Closed GoogleCodeExporter closed 8 years ago
Original comment by manico.james@gmail.com
on 1 Nov 2010 at 12:55
We should tackle this is 2 ways:
1) Validate URL's with the java.net.Url class
2) Consider limited amount of time that RegEx's are allowed to execute
(from Sebastian)
I see,
so you are thinking along the lines of this I suppose:
http://gist.github.com/630969
There is no performance penalty if you execute it with the
SingleThreadExecutor.
If you use the default FixedThreadPool, it gets as good
as Brian Goetz got it.
-Sebastian Kübeck
Original comment by manico.james@gmail.com
on 6 Nov 2010 at 7:45
Hi Jim.
The problematic part of the Regex is:
([-.\\w]*[0-9a-zA-Z])*
The problem is that “w” appears in both parts [-.\\w] and [0-9a-zA-Z], so
again we get an equivalent to (a*a)*.
About a solution, it’s less clear.
If I understand correctly, what you want is something that might(!) start with
“.”,”\”,”-“, then has a series of letter/number, then again one of
the “.”, “\”, “-“ then again letters/numbers and so on, and must
end with a number/letter (one or more). For example:
“b---w-ww-w-w.-w-w-w-d-w-ww\\\w-w-w.-w-w-w-w-w-w-5---www-wsasaS”. I don’t
understand why, but this looks like what it finds.

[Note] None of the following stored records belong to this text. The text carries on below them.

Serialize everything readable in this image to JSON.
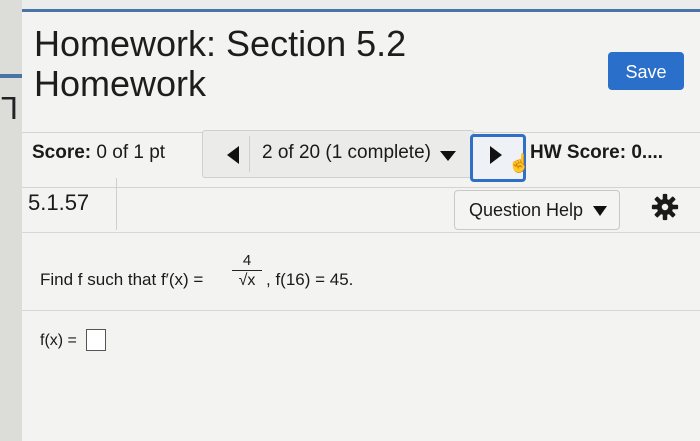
{
  "page": {
    "title_line1": "Homework: Section 5.2",
    "title_line2": "Homework",
    "save_label": "Save"
  },
  "score_bar": {
    "score_label": "Score:",
    "score_value": "0 of 1 pt",
    "nav_label": "2 of 20 (1 complete)",
    "hw_score_label": "HW Score: 0...."
  },
  "question": {
    "id": "5.1.57",
    "help_label": "Question Help",
    "prompt_start": "Find f such that f′(x) =",
    "frac_num": "4",
    "frac_den": "√x",
    "prompt_end": ",  f(16) = 45.",
    "answer_label": "f(x) ="
  },
  "icons": {
    "prev": "left-triangle-icon",
    "next": "right-triangle-icon",
    "cursor": "hand-cursor-icon",
    "settings": "gear-icon",
    "dropdown": "caret-down-icon"
  },
  "colors": {
    "accent": "#2a6fc9",
    "focus_border": "#2f6fc6",
    "top_bar": "#4b74a6"
  }
}
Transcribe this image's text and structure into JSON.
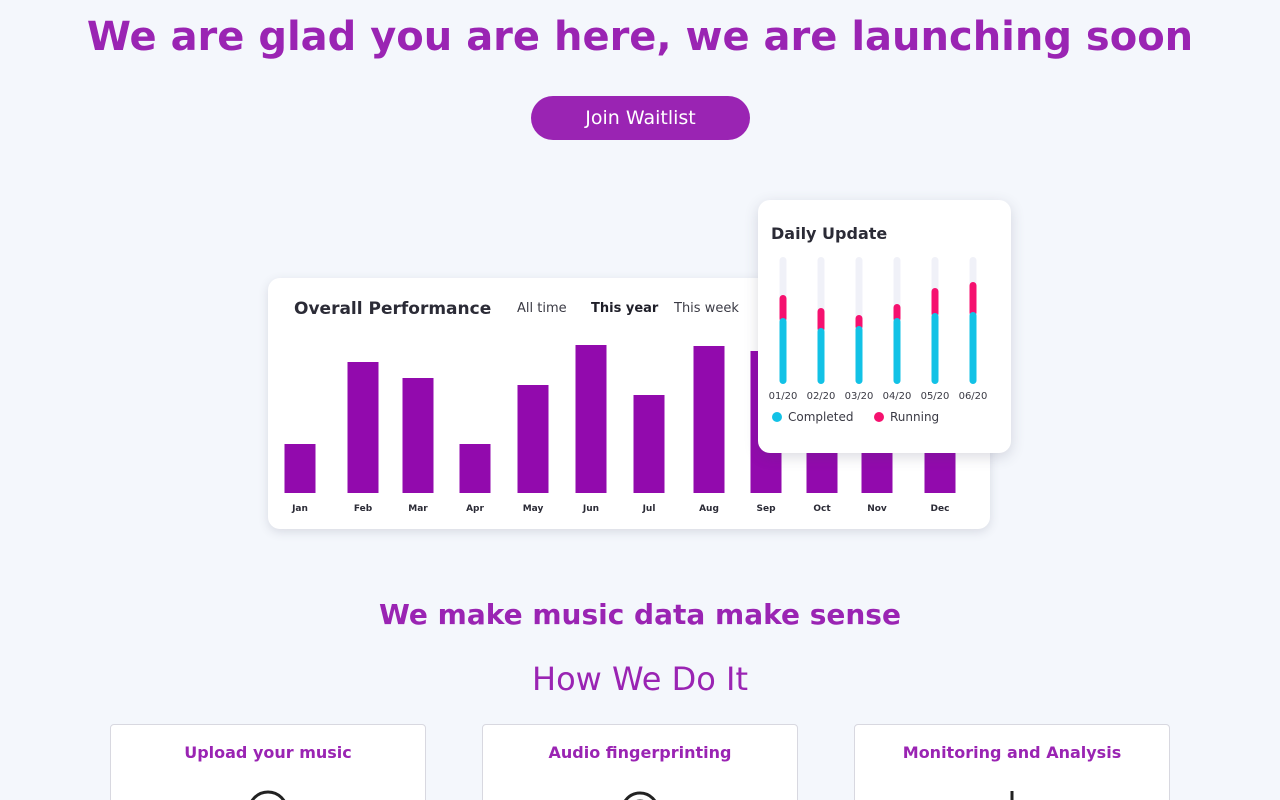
{
  "hero": {
    "title": "We are glad you are here, we are launching soon",
    "join_label": "Join Waitlist"
  },
  "performance": {
    "title": "Overall Performance",
    "tabs": [
      "All time",
      "This year",
      "This week"
    ],
    "active_tab": "This year"
  },
  "daily": {
    "title": "Daily Update",
    "legend": [
      "Completed",
      "Running"
    ]
  },
  "tagline": "We make music data make sense",
  "how": {
    "title": "How We Do It",
    "features": [
      {
        "title": "Upload your music",
        "icon": "upload-icon"
      },
      {
        "title": "Audio fingerprinting",
        "icon": "fingerprint-icon"
      },
      {
        "title": "Monitoring and Analysis",
        "icon": "monitor-icon"
      }
    ]
  },
  "colors": {
    "brand": "#9a24b3",
    "bar": "#920aad",
    "completed": "#12c2e6",
    "running": "#f5116f",
    "track": "#f0f1f8"
  },
  "chart_data": [
    {
      "type": "bar",
      "title": "Overall Performance",
      "categories": [
        "Jan",
        "Feb",
        "Mar",
        "Apr",
        "May",
        "Jun",
        "Jul",
        "Aug",
        "Sep",
        "Oct",
        "Nov",
        "Dec"
      ],
      "values": [
        49,
        131,
        115,
        49,
        108,
        148,
        98,
        147,
        142,
        85,
        72,
        80
      ],
      "ylim": [
        0,
        160
      ],
      "grid": false
    },
    {
      "type": "bar",
      "title": "Daily Update",
      "categories": [
        "01/20",
        "02/20",
        "03/20",
        "04/20",
        "05/20",
        "06/20"
      ],
      "series": [
        {
          "name": "Completed",
          "values": [
            66,
            56,
            58,
            66,
            71,
            72
          ]
        },
        {
          "name": "Running",
          "values": [
            23,
            20,
            11,
            14,
            25,
            30
          ]
        }
      ],
      "stacked": true,
      "ylim": [
        0,
        127
      ],
      "legend_position": "bottom"
    }
  ]
}
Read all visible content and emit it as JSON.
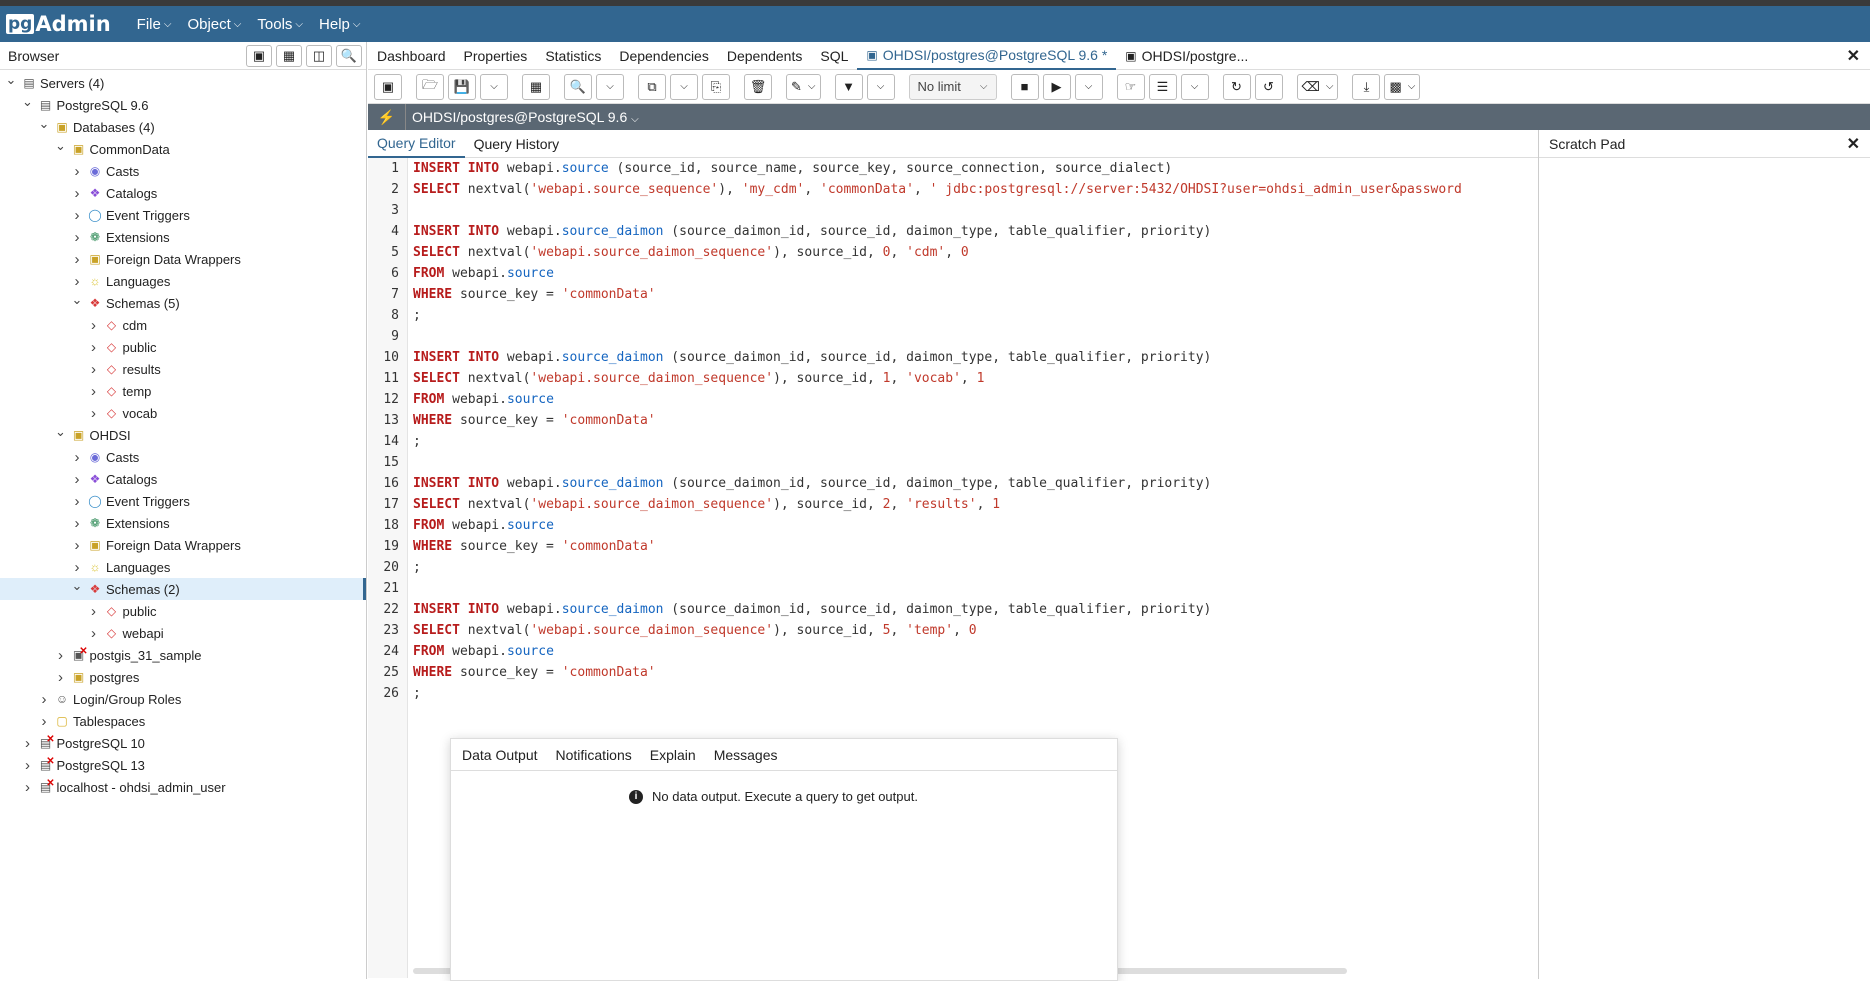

The following Regex SHOULD do the job. I’m not 100% sure about it, but it
looks good to me:
([-.\\w]?([0-9a-zA-Z]+[-.\\]+)*[0-9a-zA-Z]+)?
So you get a full Regex that looks like this:
^(ht|f)tp(s?)\\:\\/\\/[0-9a-zA-Z]([-.\\w]?([0-9a-zA-Z]+[-.\\]+)*[0-9a-zA-Z]+)?(:
(0-9)*)*(\\/?)([a-zA-Z0-9\\-\\.\\?\\,\\:\\'\\/\\\\\\+=&%\\$#_]*)?$
You should better check it for as many examples you have, because I might have
missed something, but it looks like it is a ReDoS-free equivalent Regex..
Good luck!
Adar.
Original comment by manico.james@gmail.com
on 25 Nov 2010 at 12:04
Just a thought – what if you just remove the “w”:
([-.\\]*[0-9a-zA-Z])*
It’s not clear to me what the “w” was there for, actually, but maybe
it’s only because midnight has just passed over an hour ago .
Cheers,
Adar.
Original comment by manico.james@gmail.com
on 25 Nov 2010 at 12:17
I think perhaps there are two things going on here. First is the \w inside the
character set. This seems to be a wrong attempt to include alphanumeric
characters. The second thing is the double escape \\ syntax that you have to
use with Java. The real regex (as seen by Java) is:
^(ht|f)tp(s?)\:\/\/[0-9a-zA-Z]([-.\w]*[0-9a-zA-Z])*(:(0-9)*)*(\/?)([a-zA-Z0-9\-\
.\?\,\:\'\/\\\+=&%\$#_]*)?$
I suspect that the tool was using the escaped version which may have caused
misfires. Testing the regex against the provided attack does not seem to cause
a DOS problem on Java.
Original comment by planetlevel
on 26 Jan 2011 at 9:45
Don't know about you, but I consider DoS as security-related. Also added
component.
Original comment by kevin.w.wall@gmail.com
on 12 Feb 2011 at 8:38
This is not a real bug, multiple tools confirmed Jeff was right. Closing this
out.
Original comment by manico.james@gmail.com
on 17 Feb 2011 at 3:18
Original issue reported on code.google.com by
augu...@gmail.com
on 15 Oct 2010 at 4:59